Norway-based Equinor ASA, formerly Statoil, will be digitizing and maintaining its plants with Aucotec's data-driven, cooperative platform Engineering Base (EB), the company said on Sept. 17.

Equinor is starting to work with EB on the new Johan Sverdrup oil rig project, which will begin oil production at the end of 2019. It will exploit a huge oil field approximately 160 km from Stavanger, whose capacity is expected to last around 50 years. The plant, consisting of several platforms, will also have to work as efficiently as possible for a correspondingly long period of time and will always have to have up-to-date documentation.

Equinor said it is undergoing a transformation process whereby the traditional document-oriented lifecycle information on the plants is becoming highly digital, centrally managed data.

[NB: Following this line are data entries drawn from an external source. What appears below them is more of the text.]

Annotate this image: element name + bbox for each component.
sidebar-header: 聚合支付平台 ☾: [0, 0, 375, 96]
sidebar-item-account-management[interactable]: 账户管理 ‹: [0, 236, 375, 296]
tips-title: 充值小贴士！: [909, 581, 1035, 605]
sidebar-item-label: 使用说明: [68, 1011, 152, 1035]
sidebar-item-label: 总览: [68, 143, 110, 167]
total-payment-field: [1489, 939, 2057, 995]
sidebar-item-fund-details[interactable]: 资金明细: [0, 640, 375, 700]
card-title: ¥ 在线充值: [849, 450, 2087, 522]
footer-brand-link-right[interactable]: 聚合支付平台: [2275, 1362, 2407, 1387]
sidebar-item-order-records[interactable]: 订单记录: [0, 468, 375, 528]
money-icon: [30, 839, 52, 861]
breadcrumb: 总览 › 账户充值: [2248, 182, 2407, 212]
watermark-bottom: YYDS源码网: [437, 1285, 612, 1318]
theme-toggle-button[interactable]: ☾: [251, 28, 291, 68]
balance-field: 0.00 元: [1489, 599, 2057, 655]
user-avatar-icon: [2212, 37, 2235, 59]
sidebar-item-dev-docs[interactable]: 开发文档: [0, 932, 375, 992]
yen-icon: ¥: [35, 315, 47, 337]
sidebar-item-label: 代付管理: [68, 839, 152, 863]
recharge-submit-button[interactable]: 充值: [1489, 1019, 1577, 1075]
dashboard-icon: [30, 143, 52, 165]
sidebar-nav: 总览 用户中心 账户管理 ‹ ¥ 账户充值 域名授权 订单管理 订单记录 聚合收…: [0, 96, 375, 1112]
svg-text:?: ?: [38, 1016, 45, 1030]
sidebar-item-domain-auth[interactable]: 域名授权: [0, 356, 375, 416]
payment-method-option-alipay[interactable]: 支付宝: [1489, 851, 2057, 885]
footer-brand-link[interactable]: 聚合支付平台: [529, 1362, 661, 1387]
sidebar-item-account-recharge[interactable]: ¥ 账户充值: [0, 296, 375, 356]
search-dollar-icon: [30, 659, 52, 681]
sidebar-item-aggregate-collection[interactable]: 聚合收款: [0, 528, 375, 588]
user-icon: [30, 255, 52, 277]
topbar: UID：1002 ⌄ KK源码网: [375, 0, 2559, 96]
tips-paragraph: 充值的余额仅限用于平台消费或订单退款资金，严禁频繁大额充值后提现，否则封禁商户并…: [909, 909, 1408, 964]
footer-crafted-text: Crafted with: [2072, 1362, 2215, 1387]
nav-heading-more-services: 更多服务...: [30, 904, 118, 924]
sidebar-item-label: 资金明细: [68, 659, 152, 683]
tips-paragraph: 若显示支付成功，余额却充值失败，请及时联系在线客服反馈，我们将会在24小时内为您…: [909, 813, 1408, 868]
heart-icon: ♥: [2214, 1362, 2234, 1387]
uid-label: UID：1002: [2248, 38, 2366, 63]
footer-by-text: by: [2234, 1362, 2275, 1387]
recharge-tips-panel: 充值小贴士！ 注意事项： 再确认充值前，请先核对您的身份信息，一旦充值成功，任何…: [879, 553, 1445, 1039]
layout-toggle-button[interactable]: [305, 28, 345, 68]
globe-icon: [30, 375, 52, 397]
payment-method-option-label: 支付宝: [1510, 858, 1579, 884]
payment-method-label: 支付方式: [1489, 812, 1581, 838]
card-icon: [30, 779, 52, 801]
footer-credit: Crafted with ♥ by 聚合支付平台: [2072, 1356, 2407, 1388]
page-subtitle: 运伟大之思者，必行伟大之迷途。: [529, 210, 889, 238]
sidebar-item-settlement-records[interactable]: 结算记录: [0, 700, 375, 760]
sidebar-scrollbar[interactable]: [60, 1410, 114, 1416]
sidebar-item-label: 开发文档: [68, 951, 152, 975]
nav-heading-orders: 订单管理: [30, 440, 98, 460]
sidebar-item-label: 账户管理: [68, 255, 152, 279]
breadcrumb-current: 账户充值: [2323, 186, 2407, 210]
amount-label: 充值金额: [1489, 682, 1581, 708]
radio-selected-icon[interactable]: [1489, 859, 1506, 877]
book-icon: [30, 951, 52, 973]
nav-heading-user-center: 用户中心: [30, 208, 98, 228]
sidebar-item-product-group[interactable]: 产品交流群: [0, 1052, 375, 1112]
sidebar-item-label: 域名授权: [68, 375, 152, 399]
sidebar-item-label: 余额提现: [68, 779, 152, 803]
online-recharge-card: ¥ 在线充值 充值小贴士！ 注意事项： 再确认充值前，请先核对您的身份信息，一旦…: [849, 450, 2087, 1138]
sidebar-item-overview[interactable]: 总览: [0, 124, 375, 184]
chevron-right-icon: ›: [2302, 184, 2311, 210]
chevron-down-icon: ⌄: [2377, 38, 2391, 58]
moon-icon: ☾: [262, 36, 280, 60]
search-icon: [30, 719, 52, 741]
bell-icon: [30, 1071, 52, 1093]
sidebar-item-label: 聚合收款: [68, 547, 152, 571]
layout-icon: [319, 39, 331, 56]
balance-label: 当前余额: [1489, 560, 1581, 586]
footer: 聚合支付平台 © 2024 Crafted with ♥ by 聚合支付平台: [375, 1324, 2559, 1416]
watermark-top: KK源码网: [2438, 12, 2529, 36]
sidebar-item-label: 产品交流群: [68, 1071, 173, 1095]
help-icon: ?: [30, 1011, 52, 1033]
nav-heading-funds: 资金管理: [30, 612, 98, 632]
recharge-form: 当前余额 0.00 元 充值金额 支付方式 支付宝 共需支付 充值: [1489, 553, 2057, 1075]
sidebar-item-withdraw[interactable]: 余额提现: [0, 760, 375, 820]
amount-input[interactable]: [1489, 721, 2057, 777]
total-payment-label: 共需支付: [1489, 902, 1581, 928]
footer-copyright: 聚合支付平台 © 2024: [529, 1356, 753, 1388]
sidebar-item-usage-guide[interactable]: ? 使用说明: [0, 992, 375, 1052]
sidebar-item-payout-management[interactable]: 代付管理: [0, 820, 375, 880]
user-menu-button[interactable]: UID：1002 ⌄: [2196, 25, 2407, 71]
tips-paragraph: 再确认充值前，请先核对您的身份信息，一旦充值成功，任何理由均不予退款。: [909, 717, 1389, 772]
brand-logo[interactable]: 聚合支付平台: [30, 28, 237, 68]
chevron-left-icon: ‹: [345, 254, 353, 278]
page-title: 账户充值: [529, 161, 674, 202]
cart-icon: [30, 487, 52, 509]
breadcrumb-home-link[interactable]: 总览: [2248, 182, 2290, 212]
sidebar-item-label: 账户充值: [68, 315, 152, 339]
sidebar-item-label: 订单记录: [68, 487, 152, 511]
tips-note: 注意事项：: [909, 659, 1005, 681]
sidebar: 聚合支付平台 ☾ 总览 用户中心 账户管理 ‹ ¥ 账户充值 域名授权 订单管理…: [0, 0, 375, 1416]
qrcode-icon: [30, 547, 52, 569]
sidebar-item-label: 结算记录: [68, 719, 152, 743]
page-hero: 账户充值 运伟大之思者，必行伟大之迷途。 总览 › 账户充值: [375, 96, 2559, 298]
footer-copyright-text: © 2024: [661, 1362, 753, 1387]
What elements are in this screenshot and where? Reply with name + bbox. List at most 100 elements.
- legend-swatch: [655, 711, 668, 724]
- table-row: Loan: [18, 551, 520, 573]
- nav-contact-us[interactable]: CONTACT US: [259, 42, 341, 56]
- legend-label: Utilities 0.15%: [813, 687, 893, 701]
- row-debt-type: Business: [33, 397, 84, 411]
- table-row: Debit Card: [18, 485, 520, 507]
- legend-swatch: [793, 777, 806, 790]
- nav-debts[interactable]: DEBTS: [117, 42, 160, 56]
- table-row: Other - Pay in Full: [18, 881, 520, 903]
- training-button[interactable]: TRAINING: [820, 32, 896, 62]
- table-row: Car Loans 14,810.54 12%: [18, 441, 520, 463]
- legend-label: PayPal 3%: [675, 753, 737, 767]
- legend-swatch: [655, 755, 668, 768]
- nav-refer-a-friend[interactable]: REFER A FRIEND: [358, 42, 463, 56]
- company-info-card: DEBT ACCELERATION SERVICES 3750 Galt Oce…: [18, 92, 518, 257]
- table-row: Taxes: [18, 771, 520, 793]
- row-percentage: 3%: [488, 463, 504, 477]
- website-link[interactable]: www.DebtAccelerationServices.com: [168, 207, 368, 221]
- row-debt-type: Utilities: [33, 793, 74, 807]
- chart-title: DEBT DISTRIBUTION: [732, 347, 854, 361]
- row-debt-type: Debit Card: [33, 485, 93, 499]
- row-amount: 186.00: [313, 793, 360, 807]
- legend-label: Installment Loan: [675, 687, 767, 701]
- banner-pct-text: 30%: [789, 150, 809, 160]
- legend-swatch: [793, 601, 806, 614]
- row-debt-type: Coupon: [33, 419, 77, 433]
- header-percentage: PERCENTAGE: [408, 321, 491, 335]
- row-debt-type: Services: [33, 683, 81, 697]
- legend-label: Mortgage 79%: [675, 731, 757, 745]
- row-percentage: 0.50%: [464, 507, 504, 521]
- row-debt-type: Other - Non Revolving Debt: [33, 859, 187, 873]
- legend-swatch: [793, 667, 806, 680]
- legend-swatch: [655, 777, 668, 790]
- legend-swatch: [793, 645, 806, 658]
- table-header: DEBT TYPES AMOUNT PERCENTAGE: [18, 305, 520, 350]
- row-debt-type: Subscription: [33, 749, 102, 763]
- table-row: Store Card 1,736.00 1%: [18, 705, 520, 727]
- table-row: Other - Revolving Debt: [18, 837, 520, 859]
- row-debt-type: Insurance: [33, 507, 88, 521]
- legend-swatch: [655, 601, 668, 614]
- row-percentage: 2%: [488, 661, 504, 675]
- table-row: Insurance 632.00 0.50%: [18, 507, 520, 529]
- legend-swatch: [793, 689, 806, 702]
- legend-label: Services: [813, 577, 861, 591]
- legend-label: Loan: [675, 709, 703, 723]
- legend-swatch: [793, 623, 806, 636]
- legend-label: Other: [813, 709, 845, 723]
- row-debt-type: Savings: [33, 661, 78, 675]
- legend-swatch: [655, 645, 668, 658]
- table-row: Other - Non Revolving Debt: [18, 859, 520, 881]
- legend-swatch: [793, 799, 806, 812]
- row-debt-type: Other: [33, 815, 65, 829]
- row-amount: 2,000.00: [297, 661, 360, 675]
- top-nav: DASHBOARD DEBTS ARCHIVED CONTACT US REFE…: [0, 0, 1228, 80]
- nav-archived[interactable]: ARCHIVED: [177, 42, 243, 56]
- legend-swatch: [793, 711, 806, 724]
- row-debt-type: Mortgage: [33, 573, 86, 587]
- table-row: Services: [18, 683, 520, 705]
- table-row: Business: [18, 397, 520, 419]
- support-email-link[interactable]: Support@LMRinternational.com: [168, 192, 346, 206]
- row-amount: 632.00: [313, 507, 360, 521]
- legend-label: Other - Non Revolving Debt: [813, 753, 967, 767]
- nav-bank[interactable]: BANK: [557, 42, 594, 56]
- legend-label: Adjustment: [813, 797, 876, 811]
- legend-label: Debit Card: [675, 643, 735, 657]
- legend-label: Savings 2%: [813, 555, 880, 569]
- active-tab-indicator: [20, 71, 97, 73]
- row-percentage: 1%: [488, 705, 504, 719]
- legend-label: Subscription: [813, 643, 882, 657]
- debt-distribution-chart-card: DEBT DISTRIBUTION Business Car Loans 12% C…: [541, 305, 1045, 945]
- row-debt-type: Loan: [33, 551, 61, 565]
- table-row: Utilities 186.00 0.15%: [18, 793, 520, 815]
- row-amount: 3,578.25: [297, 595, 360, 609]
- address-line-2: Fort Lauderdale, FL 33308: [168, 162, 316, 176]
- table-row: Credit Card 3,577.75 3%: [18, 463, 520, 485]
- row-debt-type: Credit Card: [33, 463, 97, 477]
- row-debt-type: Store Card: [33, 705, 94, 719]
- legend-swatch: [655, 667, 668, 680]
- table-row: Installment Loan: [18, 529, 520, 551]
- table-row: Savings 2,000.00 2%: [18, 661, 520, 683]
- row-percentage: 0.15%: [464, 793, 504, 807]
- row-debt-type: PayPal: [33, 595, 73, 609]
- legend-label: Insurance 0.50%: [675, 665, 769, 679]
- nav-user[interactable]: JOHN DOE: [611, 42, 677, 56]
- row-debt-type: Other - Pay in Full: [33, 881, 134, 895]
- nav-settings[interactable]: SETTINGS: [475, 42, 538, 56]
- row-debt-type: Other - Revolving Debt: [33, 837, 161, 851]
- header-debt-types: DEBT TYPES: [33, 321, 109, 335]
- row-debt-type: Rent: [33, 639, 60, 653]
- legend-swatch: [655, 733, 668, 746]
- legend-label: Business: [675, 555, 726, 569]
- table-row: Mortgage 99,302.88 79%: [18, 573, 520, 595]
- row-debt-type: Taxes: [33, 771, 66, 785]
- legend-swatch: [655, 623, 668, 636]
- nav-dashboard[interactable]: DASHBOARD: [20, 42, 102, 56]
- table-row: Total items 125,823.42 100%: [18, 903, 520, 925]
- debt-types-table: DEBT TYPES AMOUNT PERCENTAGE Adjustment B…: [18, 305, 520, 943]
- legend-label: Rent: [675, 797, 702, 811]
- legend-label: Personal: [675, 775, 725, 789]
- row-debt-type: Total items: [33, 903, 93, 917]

“Equinor expects a significant simplification and thus an acceleration of maintenance work. Changes and collaboration with many subcontractors, whether in the design area or in operation, are much easier to implement and are more consistent with this unique master engineering database,” Uwe Vogt, Aucotec’s executive officer, said. For this purpose, more than 350,000 Johan Sverdrup documents are being migrated to EB and digitally processed there.

Since all disciplines are covered by EB’s object-oriented plant model, changes have only to be centrally entered once. Each representation of the modified object is automatically updated.

“This is how EB contains the complete digital twin with all its logic, and not just a sub-discipline,” Vogt said. “Not only EB, but also the whole Aucotec team won them over.”